Since the function is defined in terms of itself and contains a base case, a recursive definition can be produced for the factorial function as shown here:

![image.png](attachment:image.png)

#### The recursive implementation of the factorial function
**Input:**
    `n=3`

**Output:**
    `6`

In [28]:
'''factorial using recursion'''
def fact(n):
    if n==0:
        return 1
    return n*fact(n-1)

def DPfact(N):
    arr={}
    if N in arr: # if N is found in the array means factorial(N) is already calculated, can return the stored value
        # at arr[N]
        return arr[N]
    elif N == 0 or N == 1: # if N = 1 or 0, 1!, 0! both equal to 1
        return 1
        arr[N] = 1
    else: # N>1, so factorial(N) = N * factorial(N-1)
        factorial = N*DPfact(N - 1)
        arr[N] = factorial # Store factorial(N) into the array
    return factorial

In [30]:
'''test factorial'''
fact(120)

6689502913449127057588118054090372586752746333138029810295671352301633557244962989366874165271984981308157637893214090552534408589408121859898481114389650005964960521256960000000000000000000000000000

![image.png](attachment:image.png)

### 2.2.2 Merge Sort

We now turn our attention to using a *divide and conquer strategy* as a way to improve the performance of sorting algorithms. The first algorithm we will study is the **merge sort**. Merge sort is a recursive algorithm that continually splits a list in half. If the list is empty or has one item, it is sorted by definition (the base case). If the list has more than one item, we split the list and recursively invoke a merge sort on both halves. Once the two halves are sorted, the fundamental operation, called a merge, is performed. Merging is the process of taking two smaller sorted lists and combining them together into a single, sorted, new list. 

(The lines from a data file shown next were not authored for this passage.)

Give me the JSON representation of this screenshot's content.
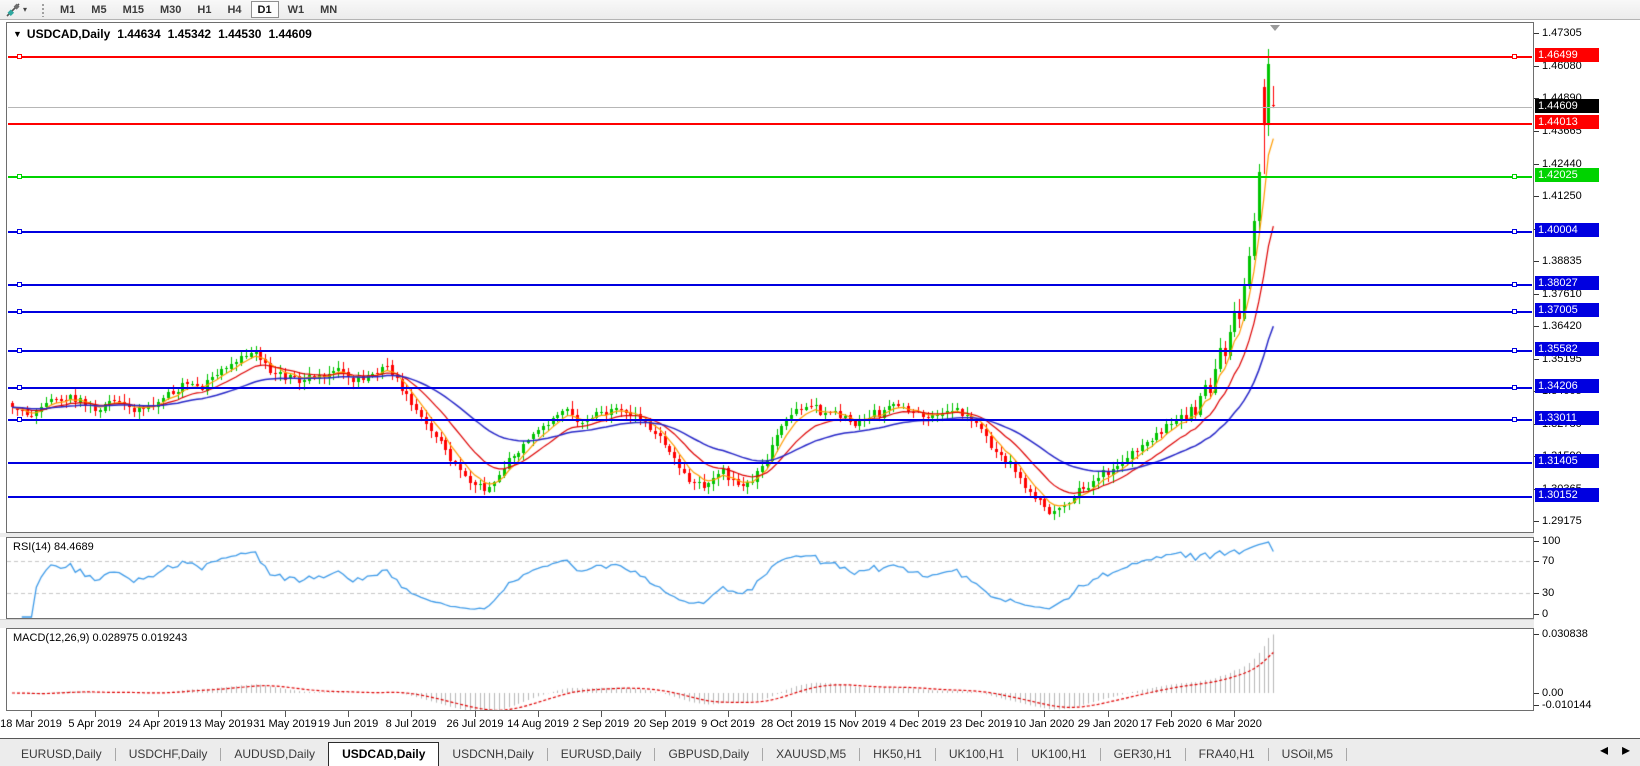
{
  "toolbar": {
    "timeframes": [
      {
        "label": "M1"
      },
      {
        "label": "M5"
      },
      {
        "label": "M15"
      },
      {
        "label": "M30"
      },
      {
        "label": "H1"
      },
      {
        "label": "H4"
      },
      {
        "label": "D1"
      },
      {
        "label": "W1"
      },
      {
        "label": "MN"
      }
    ],
    "active_timeframe": "D1",
    "dropdown_caret": "▾"
  },
  "chart_data": {
    "type": "candlestick",
    "symbol": "USDCAD",
    "period": "Daily",
    "title": {
      "collapse_icon": "▼",
      "symbol": "USDCAD,Daily",
      "open": "1.44634",
      "high": "1.45342",
      "low": "1.44530",
      "close": "1.44609"
    },
    "candle_count": 260,
    "price_anchors": [
      [
        0,
        1.334
      ],
      [
        3,
        1.331
      ],
      [
        6,
        1.334
      ],
      [
        9,
        1.337
      ],
      [
        12,
        1.3385
      ],
      [
        15,
        1.3345
      ],
      [
        18,
        1.333
      ],
      [
        21,
        1.3365
      ],
      [
        24,
        1.334
      ],
      [
        27,
        1.3335
      ],
      [
        30,
        1.336
      ],
      [
        33,
        1.339
      ],
      [
        36,
        1.3425
      ],
      [
        39,
        1.3405
      ],
      [
        42,
        1.346
      ],
      [
        45,
        1.35
      ],
      [
        48,
        1.353
      ],
      [
        50,
        1.3548
      ],
      [
        52,
        1.3505
      ],
      [
        54,
        1.3465
      ],
      [
        56,
        1.3442
      ],
      [
        58,
        1.3455
      ],
      [
        60,
        1.3442
      ],
      [
        63,
        1.346
      ],
      [
        66,
        1.3475
      ],
      [
        69,
        1.3452
      ],
      [
        72,
        1.3442
      ],
      [
        75,
        1.3465
      ],
      [
        77,
        1.3492
      ],
      [
        79,
        1.345
      ],
      [
        81,
        1.339
      ],
      [
        83,
        1.333
      ],
      [
        85,
        1.328
      ],
      [
        87,
        1.323
      ],
      [
        89,
        1.318
      ],
      [
        91,
        1.313
      ],
      [
        93,
        1.3085
      ],
      [
        95,
        1.305
      ],
      [
        97,
        1.303
      ],
      [
        99,
        1.3062
      ],
      [
        101,
        1.311
      ],
      [
        103,
        1.316
      ],
      [
        105,
        1.3205
      ],
      [
        107,
        1.3242
      ],
      [
        109,
        1.3272
      ],
      [
        111,
        1.33
      ],
      [
        113,
        1.3328
      ],
      [
        115,
        1.331
      ],
      [
        117,
        1.3282
      ],
      [
        119,
        1.3302
      ],
      [
        121,
        1.3322
      ],
      [
        124,
        1.3338
      ],
      [
        126,
        1.332
      ],
      [
        129,
        1.3292
      ],
      [
        132,
        1.3242
      ],
      [
        134,
        1.32
      ],
      [
        136,
        1.3152
      ],
      [
        138,
        1.3096
      ],
      [
        140,
        1.306
      ],
      [
        142,
        1.3042
      ],
      [
        144,
        1.3076
      ],
      [
        146,
        1.311
      ],
      [
        148,
        1.307
      ],
      [
        150,
        1.3046
      ],
      [
        152,
        1.3062
      ],
      [
        154,
        1.3122
      ],
      [
        156,
        1.32
      ],
      [
        158,
        1.327
      ],
      [
        160,
        1.3312
      ],
      [
        162,
        1.333
      ],
      [
        164,
        1.3342
      ],
      [
        167,
        1.332
      ],
      [
        170,
        1.33
      ],
      [
        173,
        1.3272
      ],
      [
        176,
        1.3302
      ],
      [
        179,
        1.333
      ],
      [
        182,
        1.3346
      ],
      [
        185,
        1.3322
      ],
      [
        188,
        1.33
      ],
      [
        191,
        1.332
      ],
      [
        194,
        1.3336
      ],
      [
        197,
        1.329
      ],
      [
        200,
        1.3232
      ],
      [
        203,
        1.3162
      ],
      [
        206,
        1.31
      ],
      [
        208,
        1.3042
      ],
      [
        210,
        1.3
      ],
      [
        212,
        1.2968
      ],
      [
        214,
        1.2956
      ],
      [
        216,
        1.2978
      ],
      [
        218,
        1.3006
      ],
      [
        220,
        1.3036
      ],
      [
        223,
        1.3076
      ],
      [
        226,
        1.311
      ],
      [
        229,
        1.315
      ],
      [
        232,
        1.32
      ],
      [
        235,
        1.3245
      ],
      [
        238,
        1.328
      ],
      [
        240,
        1.331
      ]
    ],
    "final_candles": [
      [
        241,
        1.331,
        1.3342,
        1.3282,
        1.3292
      ],
      [
        242,
        1.3292,
        1.3352,
        1.3286,
        1.334
      ],
      [
        243,
        1.334,
        1.3366,
        1.3296,
        1.3312
      ],
      [
        244,
        1.3312,
        1.3395,
        1.3306,
        1.3382
      ],
      [
        245,
        1.3382,
        1.344,
        1.337,
        1.3422
      ],
      [
        246,
        1.3422,
        1.3448,
        1.3372,
        1.3392
      ],
      [
        247,
        1.3392,
        1.352,
        1.3386,
        1.3482
      ],
      [
        248,
        1.3482,
        1.3596,
        1.347,
        1.356
      ],
      [
        249,
        1.356,
        1.3588,
        1.3502,
        1.353
      ],
      [
        250,
        1.353,
        1.3646,
        1.3516,
        1.3622
      ],
      [
        251,
        1.3622,
        1.373,
        1.36,
        1.37
      ],
      [
        252,
        1.37,
        1.3742,
        1.3636,
        1.3668
      ],
      [
        253,
        1.3668,
        1.382,
        1.366,
        1.3792
      ],
      [
        254,
        1.3792,
        1.3936,
        1.378,
        1.3902
      ],
      [
        255,
        1.3902,
        1.4062,
        1.3886,
        1.4032
      ],
      [
        256,
        1.4032,
        1.4246,
        1.3986,
        1.4216
      ],
      [
        257,
        1.453,
        1.456,
        1.4208,
        1.439
      ],
      [
        258,
        1.439,
        1.4674,
        1.435,
        1.4618
      ],
      [
        259,
        1.44634,
        1.45342,
        1.4453,
        1.44609
      ]
    ],
    "wick_spikes": [
      [
        49,
        1.3565
      ],
      [
        77,
        1.3522
      ]
    ],
    "moving_averages": [
      {
        "name": "fast-ma",
        "period": 5,
        "color": "#FF9C00"
      },
      {
        "name": "mid-ma",
        "period": 13,
        "color": "#DE0000"
      },
      {
        "name": "slow-ma",
        "period": 34,
        "color": "#2626C8"
      }
    ],
    "h_lines": [
      {
        "price": 1.46499,
        "tag": "1.46499",
        "color": "#FF0000",
        "handles": true
      },
      {
        "price": 1.44013,
        "tag": "1.44013",
        "color": "#FF0000",
        "handles": false
      },
      {
        "price": 1.42025,
        "tag": "1.42025",
        "color": "#00D300",
        "handles": true
      },
      {
        "price": 1.40004,
        "tag": "1.40004",
        "color": "#0000E0",
        "handles": true
      },
      {
        "price": 1.38027,
        "tag": "1.38027",
        "color": "#0000E0",
        "handles": true
      },
      {
        "price": 1.37005,
        "tag": "1.37005",
        "color": "#0000E0",
        "handles": true
      },
      {
        "price": 1.35582,
        "tag": "1.35582",
        "color": "#0000E0",
        "handles": true
      },
      {
        "price": 1.34206,
        "tag": "1.34206",
        "color": "#0000E0",
        "handles": true
      },
      {
        "price": 1.33011,
        "tag": "1.33011",
        "color": "#0000E0",
        "handles": true
      },
      {
        "price": 1.31405,
        "tag": "1.31405",
        "color": "#0000E0",
        "handles": false
      },
      {
        "price": 1.30152,
        "tag": "1.30152",
        "color": "#0000E0",
        "handles": false
      }
    ],
    "current_price": {
      "value": 1.44609,
      "tag": "1.44609",
      "tag_color": "#000000",
      "line_color": "#b6b6b6"
    },
    "y_axis_ticks": [
      "1.47305",
      "1.46080",
      "1.44890",
      "1.43665",
      "1.42440",
      "1.41250",
      "1.40025",
      "1.38835",
      "1.37610",
      "1.36420",
      "1.35195",
      "1.34005",
      "1.32780",
      "1.31590",
      "1.30365",
      "1.29175"
    ],
    "x_labels": [
      "18 Mar 2019",
      "5 Apr 2019",
      "24 Apr 2019",
      "13 May 2019",
      "31 May 2019",
      "19 Jun 2019",
      "8 Jul 2019",
      "26 Jul 2019",
      "14 Aug 2019",
      "2 Sep 2019",
      "20 Sep 2019",
      "9 Oct 2019",
      "28 Oct 2019",
      "15 Nov 2019",
      "4 Dec 2019",
      "23 Dec 2019",
      "10 Jan 2020",
      "29 Jan 2020",
      "17 Feb 2020",
      "6 Mar 2020"
    ],
    "x_label_first_index": 4,
    "x_label_step": 13,
    "colors": {
      "bull": "#00C400",
      "bear": "#FF0000"
    },
    "indicators": {
      "rsi": {
        "label": "RSI(14) 84.4689",
        "period": 14,
        "value": "84.4689",
        "levels": [
          70,
          30
        ],
        "axis_labels": [
          "100",
          "70",
          "30",
          "0"
        ],
        "range": [
          0,
          100
        ],
        "line_color": "#3E9BE9",
        "level_color": "#c6c6c6"
      },
      "macd": {
        "label": "MACD(12,26,9) 0.028975 0.019243",
        "fast": 12,
        "slow": 26,
        "signal": 9,
        "main_value": "0.028975",
        "signal_value": "0.019243",
        "axis_labels": [
          "0.030838",
          "0.00",
          "-0.010144"
        ],
        "histogram_color": "#b8b8b8",
        "signal_color": "#E00000"
      }
    }
  },
  "tabs": {
    "items": [
      {
        "label": "EURUSD,Daily"
      },
      {
        "label": "USDCHF,Daily"
      },
      {
        "label": "AUDUSD,Daily"
      },
      {
        "label": "USDCAD,Daily"
      },
      {
        "label": "USDCNH,Daily"
      },
      {
        "label": "EURUSD,Daily"
      },
      {
        "label": "GBPUSD,Daily"
      },
      {
        "label": "XAUUSD,M5"
      },
      {
        "label": "HK50,H1"
      },
      {
        "label": "UK100,H1"
      },
      {
        "label": "UK100,H1"
      },
      {
        "label": "GER30,H1"
      },
      {
        "label": "FRA40,H1"
      },
      {
        "label": "USOil,M5"
      }
    ],
    "active_index": 3,
    "scroll_left_icon": "◂",
    "scroll_right_icon": "▸"
  }
}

Figure shows our familiar example list as it is being split by mergeSort. 

![image.png](attachment:image.png)

#### Algorithm

- **Step 1** − if it is only one element in the list it is already sorted, return.

- **Step 2** − divide the list recursively into two halves until it can no more be divided.

- **Step 3** − merge the smaller lists into new list in sorted order.

#### Python program for implementation of MergeSort
**Input:**

`nlist  = [12, 11, 13, 5, 6, 7]`    
    
    
**Output:**

Given list is
`12 11 13 5 6 7`

Sorted list is
`5 6 7 11 12 13`

### Program:

In [None]:
'''Python program for implementation of MergeSort '''
def mergeSort(nlist):
    print("Splitting ", nlist)
    if len(nlist)> 1:
        mid = len(nlist)//2 # Finding the mid of the list
        L = nlist[:mid]
        R = nlist[mid:]
        
        #Recursive calls to mergeSort for Left and Right Sub-lists
        mergeSort(L) # Sorting the first half
        mergeSort(R) # Sorting the second half
        
        i = j = k = 0
        
        # Copy data to temp lists L[] and R[]
        
        while i<len(L) and j<len(R):
            if L[i]< R[j]:
                nlist[k] = L[i]
                i+=1
            else:
                nlist[k] = R[j]
                j+=1
            k+=1
            
        # Checking if any element is left
        while i < len(L):
            nlist[k] = L[i]
            i+=1
            k+=1
        
        while j < len(R):
            nlist[k] = R[j]
            j+=1
            k+=1
        print("merging", nlist)
        return(nlist)

In [None]:
# driver code to test the above code 
nlist  = [12, 11, 13, 5, 6, 7]  
print("Given List is:", nlist)
mergeSort(nlist) 
print("Sorted List is: ", end ="\n") 
print(nlist)    

#### Flowchart:

![image.png](attachment:image.png)

#### Time Complexity: 
Time complexity of Merge Sort is $O (n \log{n})$ in all 3 cases (worst, average and best) as merge sort always divides the array into two halves and take linear time to merge two halves.